Right, matrix2SpectraObject
might work.
So far, I have found useful to store the spectrum data in a Data Frame like this:
df
inte: num ...
freq: num ...
cls: Factor ...
...
So, if I have 5
spectra and 100
frequencies, the Data Frame will contain 500
observations. This came in handy when fetching the data from the database and when plotting it with ggplot.
Can you send str(df)
for one of these data frames that has more than one spectrum in it? Thx.
Here is an example:
> str(df)
'data.frame': 10809 obs. of 6 variables:
$ box : Factor w/ 9 levels "2551","2552",..: 1 1 1 1 1 1 1 1 1 1 ...
$ id : Factor w/ 9 levels "2017-08-02_buffer",..: 8 8 8 8 8 8 8 8 8 8 ...
$ wave : num 400 401 402 403 404 405 406 407 408 409 ...
$ inte.raw : num 910 910 898 879 872 872 878 885 873 854 ...
$ cls : Factor w/ 3 levels "buffer",..: 3 3 3 3 3 3 3 3 3 3 ...

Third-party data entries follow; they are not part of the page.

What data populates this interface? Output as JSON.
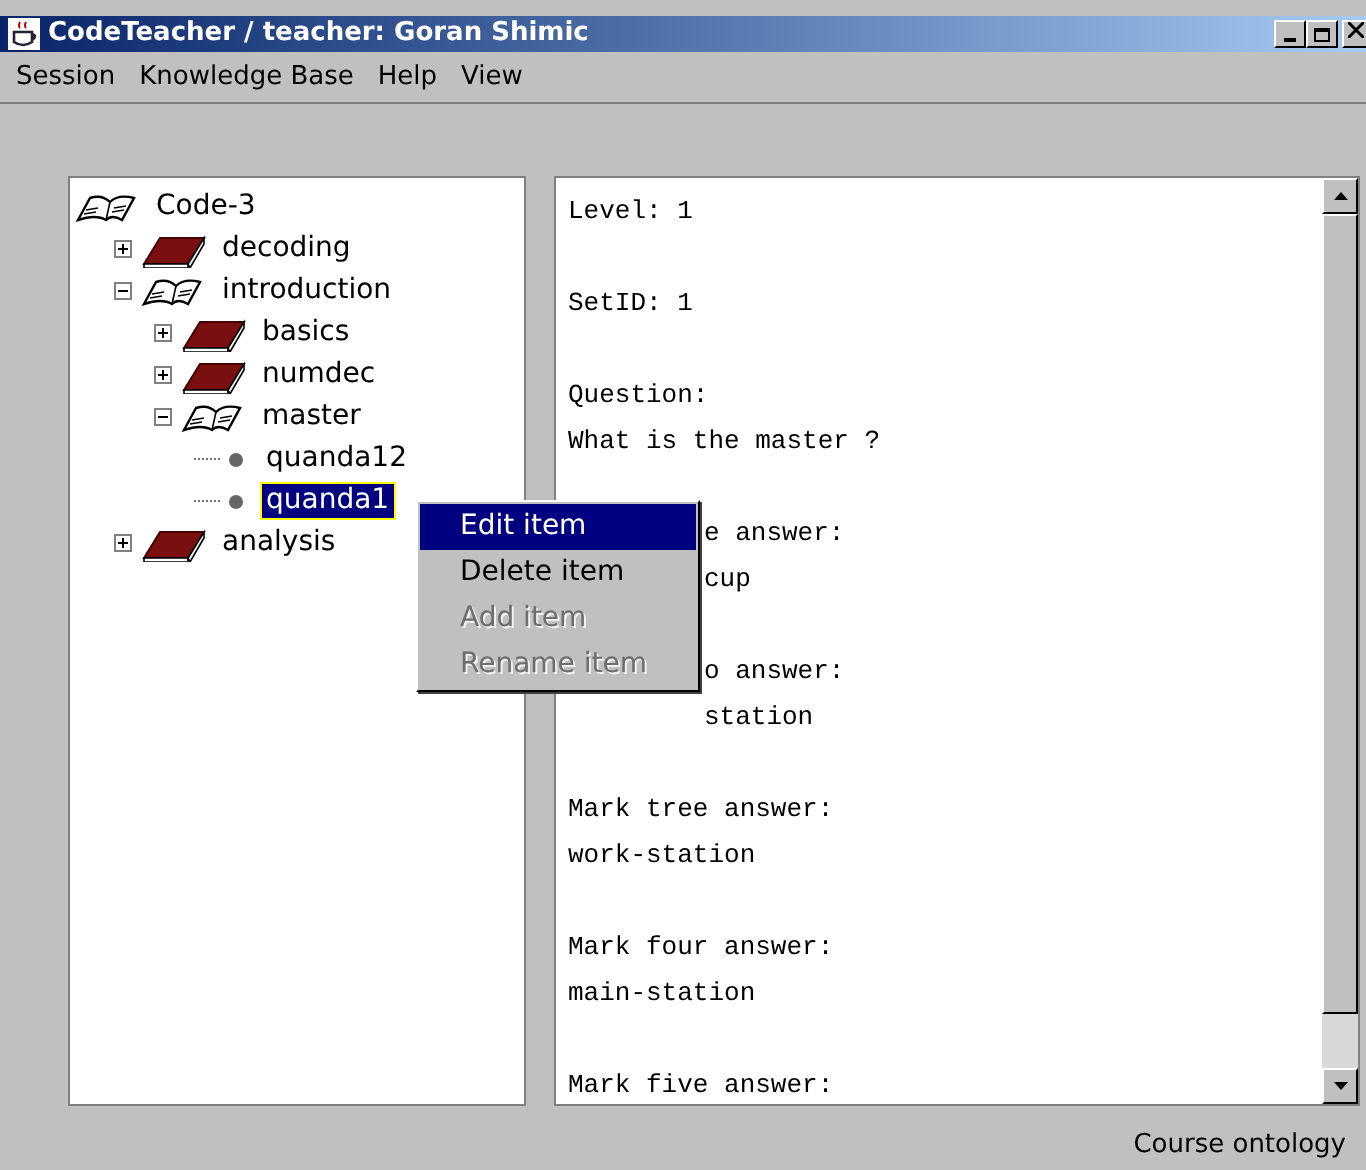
{
  "window": {
    "title": "CodeTeacher / teacher: Goran Shimic"
  },
  "menu_bar": [
    "Session",
    "Knowledge Base",
    "Help",
    "View"
  ],
  "tree": [
    {
      "label": "Code-3",
      "kind": "folder",
      "expanded": true,
      "selected": false,
      "children": [
        {
          "label": "decoding",
          "kind": "folder",
          "expanded": false,
          "selected": false
        },
        {
          "label": "introduction",
          "kind": "folder",
          "expanded": true,
          "selected": false,
          "children": [
            {
              "label": "basics",
              "kind": "folder",
              "expanded": false,
              "selected": false
            },
            {
              "label": "numdec",
              "kind": "folder",
              "expanded": false,
              "selected": false
            },
            {
              "label": "master",
              "kind": "folder",
              "expanded": true,
              "selected": false,
              "children": [
                {
                  "label": "quanda12",
                  "kind": "leaf",
                  "selected": false
                },
                {
                  "label": "quanda1",
                  "kind": "leaf",
                  "selected": true
                }
              ]
            }
          ]
        },
        {
          "label": "analysis",
          "kind": "folder",
          "expanded": false,
          "selected": false
        }
      ]
    }
  ],
  "text_lines": [
    {
      "text": "Level: 1",
      "kind": "full"
    },
    {
      "kind": "blank"
    },
    {
      "text": "SetID: 1",
      "kind": "full"
    },
    {
      "kind": "blank"
    },
    {
      "text": "Question:",
      "kind": "full"
    },
    {
      "text": "What is the master ?",
      "kind": "full"
    },
    {
      "kind": "blank"
    },
    {
      "text": "e answer:",
      "kind": "covered"
    },
    {
      "text": "cup",
      "kind": "covered"
    },
    {
      "kind": "blank"
    },
    {
      "text": "o answer:",
      "kind": "covered"
    },
    {
      "text": "station",
      "kind": "covered"
    },
    {
      "kind": "blank"
    },
    {
      "text": "Mark tree answer:",
      "kind": "full"
    },
    {
      "text": "work-station",
      "kind": "full"
    },
    {
      "kind": "blank"
    },
    {
      "text": "Mark four answer:",
      "kind": "full"
    },
    {
      "text": "main-station",
      "kind": "full"
    },
    {
      "kind": "blank"
    },
    {
      "text": "Mark five answer:",
      "kind": "full"
    }
  ],
  "context_menu": [
    {
      "label": "Edit item",
      "selected": true,
      "disabled": false
    },
    {
      "label": "Delete item",
      "selected": false,
      "disabled": false
    },
    {
      "label": "Add item",
      "selected": false,
      "disabled": true
    },
    {
      "label": "Rename item",
      "selected": false,
      "disabled": true
    }
  ],
  "status_bar": "Course ontology"
}
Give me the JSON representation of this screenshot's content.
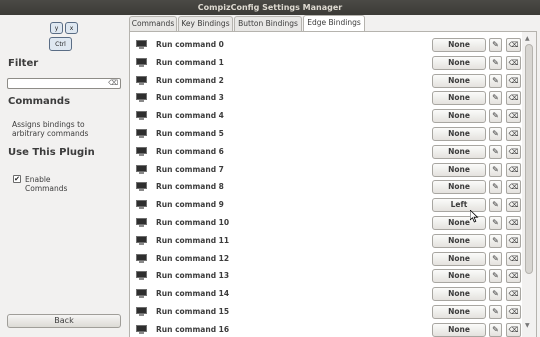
{
  "window": {
    "title": "CompizConfig Settings Manager"
  },
  "sidebar": {
    "logo_keys": [
      "y",
      "x",
      "Ctrl"
    ],
    "filter_heading": "Filter",
    "filter_value": "",
    "commands_heading": "Commands",
    "description": "Assigns bindings to arbitrary commands",
    "use_plugin_heading": "Use This Plugin",
    "enable_label": "Enable Commands",
    "enable_checked": "✔",
    "back_label": "Back"
  },
  "tabs": [
    "Commands",
    "Key Bindings",
    "Button Bindings",
    "Edge Bindings"
  ],
  "active_tab": "Edge Bindings",
  "rows": [
    {
      "name": "Run command 0",
      "value": "None"
    },
    {
      "name": "Run command 1",
      "value": "None"
    },
    {
      "name": "Run command 2",
      "value": "None"
    },
    {
      "name": "Run command 3",
      "value": "None"
    },
    {
      "name": "Run command 4",
      "value": "None"
    },
    {
      "name": "Run command 5",
      "value": "None"
    },
    {
      "name": "Run command 6",
      "value": "None"
    },
    {
      "name": "Run command 7",
      "value": "None"
    },
    {
      "name": "Run command 8",
      "value": "None"
    },
    {
      "name": "Run command 9",
      "value": "Left"
    },
    {
      "name": "Run command 10",
      "value": "None"
    },
    {
      "name": "Run command 11",
      "value": "None"
    },
    {
      "name": "Run command 12",
      "value": "None"
    },
    {
      "name": "Run command 13",
      "value": "None"
    },
    {
      "name": "Run command 14",
      "value": "None"
    },
    {
      "name": "Run command 15",
      "value": "None"
    },
    {
      "name": "Run command 16",
      "value": "None"
    }
  ],
  "icons": {
    "edit": "pencil-icon",
    "clear": "clear-icon",
    "row": "monitor-icon"
  },
  "colors": {
    "titlebar": "#3c3b37",
    "panel": "#ffffff",
    "window_bg": "#f2f1f0"
  }
}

$ inte.raw.nor: num 0.274 0.274 0.258 0.233 0.224 ...
There are 9
spectra and 1201
frequencies. The frequency is in wave
and the intensity is in inte.raw
. There are 3
classes and the class is stored in cls
.
Just to double-check: df$wave
has the wavelength repeated 9x and concatenated, and df$inte.raw
is 9 concatenated spectra? And the wavelength values (each set of 9) are identical? Sounds like to reconstruct one takes the first 1201 values of wave
and separates inte.raw
into 9 groups of 1201 values to give 9 separate spectra plus the wavelengths. If that sounds correct, with this data set, how does one know there are 1201 values? Perhaps length(unique(df$wave))
?
Yes, to all of your questions. There has to be a unique identifier attribute for each spectrum, in this example, box
or id
are both unique identifiers, notice Factor w/ 9 levels
. So, you can do:
> length(df[box=="2551","wave"])
[1] 1201
> nrow(df[box=="2551",])
[1] 1201
I think I would write a function to convert that particular format to something more "tidy" in terms of one row per sample. Then just convert the resulting structure into a Spectra
object for direct use in ChemoSpec
. Do you want me to take a stab at it? If so, can you save df
as an Rdata object and attach? If you want to do it yourself, be sure to call chkSpectra
on the final object, and see ?Spectra
for the necessary data types.
For the end-user function, I would envision something along the lines of:
> ssp <- as.Spectra(df, name = id, freq = wave, intensity = inte.raw, group = cls)
Try this function and let me know. You'll need to change the extension to .R as Github doesn't accept .R asSpectra.txt
Looks good. I tried it like this:
as.Spectra(df, freq = "wave", intensities = "inte.raw", names = "id", gr.crit = df$cls,
units = c("", ""), desc = "")
For user-friendliness, you might not require the quotes around Data Frame variables. For example, in ggplot2
, you can do:
> ggplot(df, aes(x = wave, y = inte.raw)) + geom_point()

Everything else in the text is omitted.